ご家庭の優先順位が「大学受験を回避したい」であれば高等学院中学部か早稲田実業、「選択肢を広く持ちたい」であれば早稲田中、「早稲田系の環境で自立も促したい」であれば早稲田佐賀が候補になるでしょう。偏差値や学費だけでなく、6年後・10年後のお子さまの姿をイメージして選ぶことが大切です。
よくある質問
早稲田の附属中学校は全部で何校ありますか?
大学公式上の「附属中学」は、早稲田大学高等学院中学部の1校のみです。早稲田実業・早稲田中・早稲田佐賀は系属校という位置づけです。ただし、中学受験の世界では4校をまとめて「早稲田附属系」と呼ぶことが一般的です。
早稲田中学校に入れば全員が早稲田大学に進学できますか?
いいえ。早稲田中学校の早大推薦枠は約50%です。学校公式でも、現役卒業生の約半数が早大推薦で進学し、残り約半数は他大学受験に向かうと明示しています。東大や医学部を志望する生徒も多く、「早大推薦+進学校」のハイブリッド型です。
早稲田佐賀中学校は首都圏からでも受験できますか?
はい。

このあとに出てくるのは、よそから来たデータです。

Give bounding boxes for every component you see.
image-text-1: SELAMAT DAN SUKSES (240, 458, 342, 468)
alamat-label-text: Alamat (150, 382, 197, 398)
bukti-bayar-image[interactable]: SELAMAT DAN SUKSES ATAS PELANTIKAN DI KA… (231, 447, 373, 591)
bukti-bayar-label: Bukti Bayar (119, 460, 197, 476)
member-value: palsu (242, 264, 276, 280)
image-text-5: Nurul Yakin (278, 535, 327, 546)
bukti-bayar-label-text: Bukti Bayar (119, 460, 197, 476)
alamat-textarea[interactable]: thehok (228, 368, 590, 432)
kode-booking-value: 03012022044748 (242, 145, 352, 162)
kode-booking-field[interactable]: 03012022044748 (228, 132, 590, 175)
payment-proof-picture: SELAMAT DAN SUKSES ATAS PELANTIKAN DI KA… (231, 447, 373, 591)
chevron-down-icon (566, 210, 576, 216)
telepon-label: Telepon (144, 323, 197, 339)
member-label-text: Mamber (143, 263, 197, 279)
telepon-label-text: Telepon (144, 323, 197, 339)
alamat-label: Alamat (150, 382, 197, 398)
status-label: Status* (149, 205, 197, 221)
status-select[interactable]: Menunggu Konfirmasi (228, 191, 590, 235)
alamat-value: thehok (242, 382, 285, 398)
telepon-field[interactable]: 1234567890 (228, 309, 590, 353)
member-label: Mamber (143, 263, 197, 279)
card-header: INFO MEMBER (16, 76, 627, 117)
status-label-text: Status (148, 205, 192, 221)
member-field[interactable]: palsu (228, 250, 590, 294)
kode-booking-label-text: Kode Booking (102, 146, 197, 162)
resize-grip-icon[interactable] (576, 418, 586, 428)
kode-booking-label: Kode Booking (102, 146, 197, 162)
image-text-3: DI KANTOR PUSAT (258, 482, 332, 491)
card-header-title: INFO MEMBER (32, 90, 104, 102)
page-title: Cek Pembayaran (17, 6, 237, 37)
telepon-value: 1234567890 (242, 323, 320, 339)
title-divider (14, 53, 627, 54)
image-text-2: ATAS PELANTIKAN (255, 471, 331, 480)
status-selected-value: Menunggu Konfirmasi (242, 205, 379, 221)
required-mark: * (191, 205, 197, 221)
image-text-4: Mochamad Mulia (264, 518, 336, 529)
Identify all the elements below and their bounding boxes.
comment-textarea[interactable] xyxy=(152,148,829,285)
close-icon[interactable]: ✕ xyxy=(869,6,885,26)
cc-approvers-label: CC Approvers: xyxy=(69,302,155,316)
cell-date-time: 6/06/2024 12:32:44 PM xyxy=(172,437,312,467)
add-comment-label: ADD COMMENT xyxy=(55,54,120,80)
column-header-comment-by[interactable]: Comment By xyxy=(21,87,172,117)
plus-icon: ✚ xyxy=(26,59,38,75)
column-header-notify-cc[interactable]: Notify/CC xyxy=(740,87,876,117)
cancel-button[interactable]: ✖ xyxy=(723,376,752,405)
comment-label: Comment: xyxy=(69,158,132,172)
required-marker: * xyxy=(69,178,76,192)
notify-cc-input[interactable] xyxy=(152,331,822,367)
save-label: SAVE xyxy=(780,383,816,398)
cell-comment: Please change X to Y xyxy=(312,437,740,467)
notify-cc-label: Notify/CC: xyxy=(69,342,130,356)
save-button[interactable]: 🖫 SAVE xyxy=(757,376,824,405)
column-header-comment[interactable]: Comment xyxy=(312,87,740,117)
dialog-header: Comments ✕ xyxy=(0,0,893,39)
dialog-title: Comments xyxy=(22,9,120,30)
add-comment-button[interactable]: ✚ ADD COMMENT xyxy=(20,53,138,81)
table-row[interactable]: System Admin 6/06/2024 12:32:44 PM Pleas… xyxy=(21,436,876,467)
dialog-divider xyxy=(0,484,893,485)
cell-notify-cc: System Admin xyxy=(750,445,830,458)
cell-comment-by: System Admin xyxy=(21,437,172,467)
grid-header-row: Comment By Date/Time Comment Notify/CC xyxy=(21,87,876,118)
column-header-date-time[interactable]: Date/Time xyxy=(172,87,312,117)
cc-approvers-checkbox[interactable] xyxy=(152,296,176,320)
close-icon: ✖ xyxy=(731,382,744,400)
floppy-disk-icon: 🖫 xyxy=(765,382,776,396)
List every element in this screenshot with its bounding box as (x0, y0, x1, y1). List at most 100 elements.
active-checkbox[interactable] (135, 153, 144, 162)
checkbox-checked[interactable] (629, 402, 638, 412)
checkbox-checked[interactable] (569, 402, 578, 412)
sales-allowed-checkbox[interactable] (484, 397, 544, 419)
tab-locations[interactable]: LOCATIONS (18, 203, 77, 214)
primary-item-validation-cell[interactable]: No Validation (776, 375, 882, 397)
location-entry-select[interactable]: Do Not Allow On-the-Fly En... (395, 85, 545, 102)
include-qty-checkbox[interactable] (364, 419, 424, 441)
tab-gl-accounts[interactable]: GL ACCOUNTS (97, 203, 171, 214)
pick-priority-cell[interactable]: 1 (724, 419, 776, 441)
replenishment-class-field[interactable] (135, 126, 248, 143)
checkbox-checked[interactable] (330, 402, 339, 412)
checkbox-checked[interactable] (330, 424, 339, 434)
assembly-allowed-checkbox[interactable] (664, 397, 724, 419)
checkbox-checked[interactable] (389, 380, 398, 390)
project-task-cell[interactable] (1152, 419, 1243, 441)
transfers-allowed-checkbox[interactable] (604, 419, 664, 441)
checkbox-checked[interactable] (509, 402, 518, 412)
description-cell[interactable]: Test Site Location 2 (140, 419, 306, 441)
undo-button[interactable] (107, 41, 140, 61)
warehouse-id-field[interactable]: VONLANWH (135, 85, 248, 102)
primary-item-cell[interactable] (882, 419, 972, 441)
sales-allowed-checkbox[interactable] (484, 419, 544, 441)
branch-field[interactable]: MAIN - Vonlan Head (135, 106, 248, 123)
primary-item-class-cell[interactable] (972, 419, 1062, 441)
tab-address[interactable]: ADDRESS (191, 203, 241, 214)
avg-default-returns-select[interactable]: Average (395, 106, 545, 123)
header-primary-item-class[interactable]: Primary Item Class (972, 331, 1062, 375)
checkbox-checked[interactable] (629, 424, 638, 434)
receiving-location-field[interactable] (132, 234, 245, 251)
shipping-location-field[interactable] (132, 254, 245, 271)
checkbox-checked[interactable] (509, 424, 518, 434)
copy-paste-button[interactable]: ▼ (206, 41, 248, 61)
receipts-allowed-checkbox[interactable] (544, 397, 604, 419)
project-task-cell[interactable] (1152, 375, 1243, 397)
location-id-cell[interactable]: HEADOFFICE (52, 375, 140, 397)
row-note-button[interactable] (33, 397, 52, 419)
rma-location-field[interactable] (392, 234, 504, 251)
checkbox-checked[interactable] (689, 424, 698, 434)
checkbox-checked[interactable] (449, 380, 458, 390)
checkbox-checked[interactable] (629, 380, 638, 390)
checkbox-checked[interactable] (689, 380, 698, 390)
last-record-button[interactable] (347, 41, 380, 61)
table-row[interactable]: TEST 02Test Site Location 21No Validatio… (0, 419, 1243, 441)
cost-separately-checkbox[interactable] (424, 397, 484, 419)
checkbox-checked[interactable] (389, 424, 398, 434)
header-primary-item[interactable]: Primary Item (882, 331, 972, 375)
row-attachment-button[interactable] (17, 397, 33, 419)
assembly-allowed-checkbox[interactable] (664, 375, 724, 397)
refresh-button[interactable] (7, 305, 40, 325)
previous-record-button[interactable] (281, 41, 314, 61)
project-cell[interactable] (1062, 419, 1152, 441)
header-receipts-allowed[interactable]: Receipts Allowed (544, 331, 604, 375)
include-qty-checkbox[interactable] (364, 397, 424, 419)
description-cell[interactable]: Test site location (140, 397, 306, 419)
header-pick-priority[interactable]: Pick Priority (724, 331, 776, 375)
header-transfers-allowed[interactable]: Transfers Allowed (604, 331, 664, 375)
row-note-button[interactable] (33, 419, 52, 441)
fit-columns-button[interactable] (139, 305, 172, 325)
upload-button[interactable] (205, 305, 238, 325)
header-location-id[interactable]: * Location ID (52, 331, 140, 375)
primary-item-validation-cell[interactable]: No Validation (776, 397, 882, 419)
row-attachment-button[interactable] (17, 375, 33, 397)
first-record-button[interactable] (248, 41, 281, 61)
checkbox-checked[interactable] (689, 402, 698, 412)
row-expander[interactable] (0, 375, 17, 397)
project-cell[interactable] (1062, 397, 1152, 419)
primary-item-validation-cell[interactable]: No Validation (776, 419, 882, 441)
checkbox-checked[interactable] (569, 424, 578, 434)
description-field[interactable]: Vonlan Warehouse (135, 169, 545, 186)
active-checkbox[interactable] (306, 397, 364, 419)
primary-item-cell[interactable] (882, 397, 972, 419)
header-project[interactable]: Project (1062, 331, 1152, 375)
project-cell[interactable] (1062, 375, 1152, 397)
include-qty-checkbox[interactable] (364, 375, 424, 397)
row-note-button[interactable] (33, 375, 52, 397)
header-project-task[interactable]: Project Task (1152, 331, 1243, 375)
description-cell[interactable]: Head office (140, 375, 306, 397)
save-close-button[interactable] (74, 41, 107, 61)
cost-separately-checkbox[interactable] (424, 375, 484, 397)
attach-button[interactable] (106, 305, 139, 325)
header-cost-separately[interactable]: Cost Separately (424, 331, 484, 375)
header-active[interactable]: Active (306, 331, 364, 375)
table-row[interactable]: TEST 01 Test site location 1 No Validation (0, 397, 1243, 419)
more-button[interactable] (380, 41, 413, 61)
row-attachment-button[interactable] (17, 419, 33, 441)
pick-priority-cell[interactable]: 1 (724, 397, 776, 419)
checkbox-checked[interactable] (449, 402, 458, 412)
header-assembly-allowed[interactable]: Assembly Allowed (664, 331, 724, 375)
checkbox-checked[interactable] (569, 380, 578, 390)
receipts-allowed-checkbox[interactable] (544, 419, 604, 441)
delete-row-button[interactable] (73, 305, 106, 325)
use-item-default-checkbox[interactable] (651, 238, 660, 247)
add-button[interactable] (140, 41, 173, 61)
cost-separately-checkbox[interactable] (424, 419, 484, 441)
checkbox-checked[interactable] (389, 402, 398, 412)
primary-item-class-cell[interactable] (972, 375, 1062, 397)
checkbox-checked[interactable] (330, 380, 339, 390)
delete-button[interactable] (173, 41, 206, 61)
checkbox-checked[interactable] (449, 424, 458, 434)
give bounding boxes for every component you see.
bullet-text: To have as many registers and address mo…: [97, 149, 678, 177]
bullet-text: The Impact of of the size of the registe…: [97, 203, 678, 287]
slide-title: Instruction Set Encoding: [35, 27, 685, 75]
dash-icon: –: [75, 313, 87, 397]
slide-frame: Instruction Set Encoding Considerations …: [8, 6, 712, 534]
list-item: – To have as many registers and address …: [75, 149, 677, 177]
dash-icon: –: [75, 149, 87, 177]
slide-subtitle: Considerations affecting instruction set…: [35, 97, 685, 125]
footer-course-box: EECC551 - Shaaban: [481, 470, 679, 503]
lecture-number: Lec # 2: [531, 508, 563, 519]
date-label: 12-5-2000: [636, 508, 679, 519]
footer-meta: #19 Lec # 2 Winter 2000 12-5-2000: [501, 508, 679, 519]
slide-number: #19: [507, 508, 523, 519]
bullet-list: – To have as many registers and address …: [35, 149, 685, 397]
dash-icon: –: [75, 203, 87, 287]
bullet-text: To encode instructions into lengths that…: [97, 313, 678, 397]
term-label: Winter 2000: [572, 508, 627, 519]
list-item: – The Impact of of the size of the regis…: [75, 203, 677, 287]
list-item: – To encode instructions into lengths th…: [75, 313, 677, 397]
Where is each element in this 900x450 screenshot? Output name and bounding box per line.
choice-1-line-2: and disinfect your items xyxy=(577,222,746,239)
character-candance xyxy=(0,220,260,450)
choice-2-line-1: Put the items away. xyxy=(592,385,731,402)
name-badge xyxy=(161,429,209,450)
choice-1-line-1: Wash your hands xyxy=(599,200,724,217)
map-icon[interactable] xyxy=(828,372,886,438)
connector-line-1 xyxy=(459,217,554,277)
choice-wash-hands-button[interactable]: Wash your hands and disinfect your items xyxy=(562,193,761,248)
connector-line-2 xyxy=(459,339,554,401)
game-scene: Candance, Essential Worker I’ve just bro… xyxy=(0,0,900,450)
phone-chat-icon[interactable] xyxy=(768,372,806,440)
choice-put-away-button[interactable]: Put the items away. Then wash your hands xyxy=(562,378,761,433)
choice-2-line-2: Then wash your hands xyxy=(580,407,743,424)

12月と1月に首都圏会場入試が実施されており、会場に早稲田大学が使われる回もあります。2月の本番前に「早稲田系の合格」を確保できる前受け校・併願先として、首都圏のご家庭からの人気が高まっています。2026年度の1月首都圏入試は実質倍率約2.96倍と、前年の約1.41倍から大きく上昇しました。
早稲田系4校の中で女子が受験できるのはどこですか?
共学校は早稲田実業学校中等部と早稲田佐賀中学校の2校です。高等学院中学部と早稲田中学校は男子校のため、女子は受験できません。首都圏で「早稲田ブランド×共学」を求める場合、実質的に早稲田実業が最有力の選択肢になります。
まとめ
「早稲田の附属」と一口に言っても、厳密な附属校は高等学院中学部のみで、早稲田実業・早稲田中・早稲田佐賀は系属校です。そして最も重要なのは、早稲田大学への進学確実性が学校ごとに大きく異なるということです。
推薦枠100%で大学受験不要の高等学院中学部、実質約96%が早大に進む早稲田実業、約50%が早大推薦・約50%が他大受験の早稲田中、そして寮生活と首都圏会場入試が特徴の早稲田佐賀。それぞれの学校が持つ個性は明確に異なります。
偏差値や倍率だけでなく、共学か男子校か、入試日程の重なり、学費や寮費まで含めたトータルの視点で比較することが大切です。お子さまの性格や将来の目標に合った学校を見つけるために、この記事の情報をぜひ学校選びの参考にしてください。